Los Angeles. Nous sommes à la veille de Thanksgiving. Nathaniel Fisher, propriétaire des pompes funèbres Fisher & Sons, percute un bus au volant de son corbillard flambant neuf. Il meurt sur le coup. La famille habituée à s’occuper de la mort des autres, va devoir faire face à cette tragédie. Ruth, la mère, fragile et réservée, l’apprend violemment. Elle l’annonce au fils cadet, David, le seul à être resté dans l’activité familiale, qui très sereinement apprend la nouvelle à sa sœur Claire, encore au lycée et Nate, le fils aîné qui revenait pour les fêtes. Cette disparition contraint la famille à se réunir pour un long moment. Dans la douleur, ils vont devoir se redécouvrir et apprendre à vivre ensemble.

Six feet under 1
Aux studios HBO
Créé par Alan Ball
Avec Peter Krause, Michael C. Hall, Frances Conroy, Lauren Ambrose et Freddy Rodriguez
Musique de Richard Marvin et Thomas Newman
13 épisodes
Sortie en janvier 2006


Voilà, alors je viens de regarder le dernier épisode de cette saison.
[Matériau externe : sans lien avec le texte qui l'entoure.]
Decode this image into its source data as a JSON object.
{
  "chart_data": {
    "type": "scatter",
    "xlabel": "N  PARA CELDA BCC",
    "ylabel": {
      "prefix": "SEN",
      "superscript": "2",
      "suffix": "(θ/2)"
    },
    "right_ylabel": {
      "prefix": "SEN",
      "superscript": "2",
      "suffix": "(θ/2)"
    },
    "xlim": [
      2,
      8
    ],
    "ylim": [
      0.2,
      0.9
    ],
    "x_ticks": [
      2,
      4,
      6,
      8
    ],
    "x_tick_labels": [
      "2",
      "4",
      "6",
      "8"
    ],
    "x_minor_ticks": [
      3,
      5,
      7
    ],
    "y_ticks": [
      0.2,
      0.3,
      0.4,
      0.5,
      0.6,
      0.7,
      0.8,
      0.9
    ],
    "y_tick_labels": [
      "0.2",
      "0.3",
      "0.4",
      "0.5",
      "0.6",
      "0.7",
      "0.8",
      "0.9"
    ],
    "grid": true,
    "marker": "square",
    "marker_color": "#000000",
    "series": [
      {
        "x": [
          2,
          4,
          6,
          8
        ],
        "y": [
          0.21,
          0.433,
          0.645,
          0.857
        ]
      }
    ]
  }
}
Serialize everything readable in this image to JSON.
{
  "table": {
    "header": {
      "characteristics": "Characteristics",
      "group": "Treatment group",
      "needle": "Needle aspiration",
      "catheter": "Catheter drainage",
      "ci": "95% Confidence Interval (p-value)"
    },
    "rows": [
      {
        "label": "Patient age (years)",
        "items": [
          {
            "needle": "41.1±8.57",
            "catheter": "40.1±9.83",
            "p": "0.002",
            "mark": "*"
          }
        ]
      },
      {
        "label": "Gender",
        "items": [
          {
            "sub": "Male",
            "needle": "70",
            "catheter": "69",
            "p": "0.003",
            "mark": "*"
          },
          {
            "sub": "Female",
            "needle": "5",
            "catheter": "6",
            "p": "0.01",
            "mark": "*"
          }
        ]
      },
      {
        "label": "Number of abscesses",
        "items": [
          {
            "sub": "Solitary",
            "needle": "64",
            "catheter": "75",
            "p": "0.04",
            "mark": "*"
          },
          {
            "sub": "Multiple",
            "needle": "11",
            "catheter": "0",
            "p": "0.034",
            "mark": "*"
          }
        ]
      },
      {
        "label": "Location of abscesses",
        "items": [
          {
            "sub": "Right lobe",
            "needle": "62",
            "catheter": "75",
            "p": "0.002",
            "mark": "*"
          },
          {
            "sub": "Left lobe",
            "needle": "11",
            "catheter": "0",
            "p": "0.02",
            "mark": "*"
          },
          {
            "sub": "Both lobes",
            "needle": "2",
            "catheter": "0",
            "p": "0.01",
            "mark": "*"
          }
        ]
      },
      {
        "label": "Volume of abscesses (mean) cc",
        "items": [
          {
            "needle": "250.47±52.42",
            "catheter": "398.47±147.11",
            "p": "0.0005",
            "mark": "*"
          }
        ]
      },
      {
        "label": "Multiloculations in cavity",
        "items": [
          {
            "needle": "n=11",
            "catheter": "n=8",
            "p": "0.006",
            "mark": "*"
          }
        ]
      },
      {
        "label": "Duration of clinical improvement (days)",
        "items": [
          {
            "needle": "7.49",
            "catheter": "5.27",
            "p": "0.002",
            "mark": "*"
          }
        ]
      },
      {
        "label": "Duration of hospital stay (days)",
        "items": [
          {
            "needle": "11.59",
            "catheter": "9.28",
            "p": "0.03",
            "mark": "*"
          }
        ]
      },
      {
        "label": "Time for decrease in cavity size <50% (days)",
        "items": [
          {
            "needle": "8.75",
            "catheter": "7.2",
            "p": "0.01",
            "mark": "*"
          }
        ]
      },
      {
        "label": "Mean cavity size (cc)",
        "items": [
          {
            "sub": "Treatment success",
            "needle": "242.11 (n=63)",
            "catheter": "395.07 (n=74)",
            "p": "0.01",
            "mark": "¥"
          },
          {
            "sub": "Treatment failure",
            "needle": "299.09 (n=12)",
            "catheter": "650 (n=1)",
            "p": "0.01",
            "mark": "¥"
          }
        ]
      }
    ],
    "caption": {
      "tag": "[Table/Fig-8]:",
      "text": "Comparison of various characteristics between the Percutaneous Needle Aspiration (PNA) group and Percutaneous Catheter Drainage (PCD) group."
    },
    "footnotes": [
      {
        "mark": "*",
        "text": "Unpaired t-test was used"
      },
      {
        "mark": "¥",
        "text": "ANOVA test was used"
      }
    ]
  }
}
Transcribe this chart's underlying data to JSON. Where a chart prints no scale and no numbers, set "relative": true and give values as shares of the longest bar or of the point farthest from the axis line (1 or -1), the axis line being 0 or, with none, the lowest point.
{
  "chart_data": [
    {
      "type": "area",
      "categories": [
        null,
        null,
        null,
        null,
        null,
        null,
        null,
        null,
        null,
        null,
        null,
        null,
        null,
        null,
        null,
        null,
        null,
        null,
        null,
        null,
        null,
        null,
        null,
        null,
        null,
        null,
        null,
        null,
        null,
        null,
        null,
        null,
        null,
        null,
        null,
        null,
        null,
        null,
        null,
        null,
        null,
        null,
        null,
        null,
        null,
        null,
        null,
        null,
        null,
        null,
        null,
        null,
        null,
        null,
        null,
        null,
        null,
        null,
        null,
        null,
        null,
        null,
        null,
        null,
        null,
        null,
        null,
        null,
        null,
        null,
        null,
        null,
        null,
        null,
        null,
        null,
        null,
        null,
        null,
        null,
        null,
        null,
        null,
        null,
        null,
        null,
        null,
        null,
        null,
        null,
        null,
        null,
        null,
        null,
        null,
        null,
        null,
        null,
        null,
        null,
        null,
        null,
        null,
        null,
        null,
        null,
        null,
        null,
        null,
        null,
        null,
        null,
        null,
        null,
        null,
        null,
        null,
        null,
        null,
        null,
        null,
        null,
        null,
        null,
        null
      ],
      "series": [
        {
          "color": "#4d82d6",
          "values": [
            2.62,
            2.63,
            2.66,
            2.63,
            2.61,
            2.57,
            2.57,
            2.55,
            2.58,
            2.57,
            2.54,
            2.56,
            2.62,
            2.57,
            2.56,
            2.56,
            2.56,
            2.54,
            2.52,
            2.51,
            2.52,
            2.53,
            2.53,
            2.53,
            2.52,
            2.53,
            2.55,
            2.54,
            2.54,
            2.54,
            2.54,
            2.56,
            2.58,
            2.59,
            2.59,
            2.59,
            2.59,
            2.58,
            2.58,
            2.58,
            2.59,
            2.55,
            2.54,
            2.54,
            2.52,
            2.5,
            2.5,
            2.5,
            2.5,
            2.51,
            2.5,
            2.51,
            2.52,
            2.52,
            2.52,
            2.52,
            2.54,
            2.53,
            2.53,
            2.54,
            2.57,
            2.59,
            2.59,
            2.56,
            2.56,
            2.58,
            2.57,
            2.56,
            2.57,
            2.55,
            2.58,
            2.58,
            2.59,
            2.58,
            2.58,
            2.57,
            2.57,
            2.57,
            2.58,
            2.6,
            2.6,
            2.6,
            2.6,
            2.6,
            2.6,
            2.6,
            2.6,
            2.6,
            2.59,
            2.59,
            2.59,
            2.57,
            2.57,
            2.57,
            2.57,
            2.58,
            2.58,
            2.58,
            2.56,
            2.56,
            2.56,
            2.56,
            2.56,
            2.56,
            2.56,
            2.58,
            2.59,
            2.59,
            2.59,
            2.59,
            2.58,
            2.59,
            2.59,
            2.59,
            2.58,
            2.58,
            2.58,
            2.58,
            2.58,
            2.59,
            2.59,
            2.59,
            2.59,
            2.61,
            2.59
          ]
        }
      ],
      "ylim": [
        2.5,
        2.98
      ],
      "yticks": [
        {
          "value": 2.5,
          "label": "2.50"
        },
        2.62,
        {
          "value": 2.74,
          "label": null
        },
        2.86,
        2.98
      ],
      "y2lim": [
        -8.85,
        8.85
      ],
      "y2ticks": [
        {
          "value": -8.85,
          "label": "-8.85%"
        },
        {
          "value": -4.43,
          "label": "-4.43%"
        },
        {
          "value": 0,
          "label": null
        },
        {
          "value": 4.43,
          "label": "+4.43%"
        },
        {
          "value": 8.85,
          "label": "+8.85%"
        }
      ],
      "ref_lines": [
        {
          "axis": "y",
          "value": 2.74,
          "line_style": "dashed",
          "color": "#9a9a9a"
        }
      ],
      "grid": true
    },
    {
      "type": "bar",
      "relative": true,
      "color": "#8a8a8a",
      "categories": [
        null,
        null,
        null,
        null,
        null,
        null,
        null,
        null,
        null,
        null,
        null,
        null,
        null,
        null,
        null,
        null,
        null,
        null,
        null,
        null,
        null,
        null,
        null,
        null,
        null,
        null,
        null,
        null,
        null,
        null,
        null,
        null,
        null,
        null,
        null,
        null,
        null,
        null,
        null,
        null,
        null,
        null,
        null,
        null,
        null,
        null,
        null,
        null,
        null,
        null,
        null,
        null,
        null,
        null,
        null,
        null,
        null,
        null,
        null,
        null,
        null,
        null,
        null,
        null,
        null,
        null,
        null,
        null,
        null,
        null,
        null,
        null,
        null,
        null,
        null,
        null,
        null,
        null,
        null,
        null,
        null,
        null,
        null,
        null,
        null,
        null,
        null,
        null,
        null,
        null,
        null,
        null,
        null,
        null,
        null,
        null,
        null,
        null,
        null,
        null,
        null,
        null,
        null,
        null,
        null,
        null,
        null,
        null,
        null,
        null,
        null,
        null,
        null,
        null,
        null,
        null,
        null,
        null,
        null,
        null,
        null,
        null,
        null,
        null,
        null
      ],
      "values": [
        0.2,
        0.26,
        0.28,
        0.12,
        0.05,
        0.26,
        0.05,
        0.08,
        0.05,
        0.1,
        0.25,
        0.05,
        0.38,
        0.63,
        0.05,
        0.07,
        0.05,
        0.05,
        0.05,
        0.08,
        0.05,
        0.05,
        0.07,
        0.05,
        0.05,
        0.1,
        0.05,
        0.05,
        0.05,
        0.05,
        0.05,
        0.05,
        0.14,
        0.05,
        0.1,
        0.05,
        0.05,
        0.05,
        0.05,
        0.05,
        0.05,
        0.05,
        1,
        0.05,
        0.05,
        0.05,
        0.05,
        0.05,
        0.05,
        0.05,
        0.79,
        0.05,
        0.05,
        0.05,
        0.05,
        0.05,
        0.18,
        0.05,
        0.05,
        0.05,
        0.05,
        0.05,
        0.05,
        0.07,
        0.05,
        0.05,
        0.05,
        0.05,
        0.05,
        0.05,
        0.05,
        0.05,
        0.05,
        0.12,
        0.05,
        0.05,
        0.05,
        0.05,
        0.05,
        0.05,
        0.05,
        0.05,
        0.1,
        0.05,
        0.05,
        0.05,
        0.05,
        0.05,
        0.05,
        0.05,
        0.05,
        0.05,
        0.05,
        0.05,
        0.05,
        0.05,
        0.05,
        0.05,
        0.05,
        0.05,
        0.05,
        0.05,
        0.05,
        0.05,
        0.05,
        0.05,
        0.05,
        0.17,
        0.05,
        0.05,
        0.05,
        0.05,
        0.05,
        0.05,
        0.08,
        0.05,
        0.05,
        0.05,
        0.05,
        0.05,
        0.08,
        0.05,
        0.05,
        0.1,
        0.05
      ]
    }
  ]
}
Ce n’est pas la première fois, mais c’est le genre de série que l’on redécouvre à chaque fois. C’est très profond comme série, une sorte d’étude du genre humain, c’est très noir. Très pessimiste, ou alors je vois ça parce que je suis ainsi (noir bien sûr). Et cette fin de saison. Je suis tout retourné, comme à chaque fois. C’est d’une puissance. J’aime vraiment vraiment beaucoup cette série. Excellent!!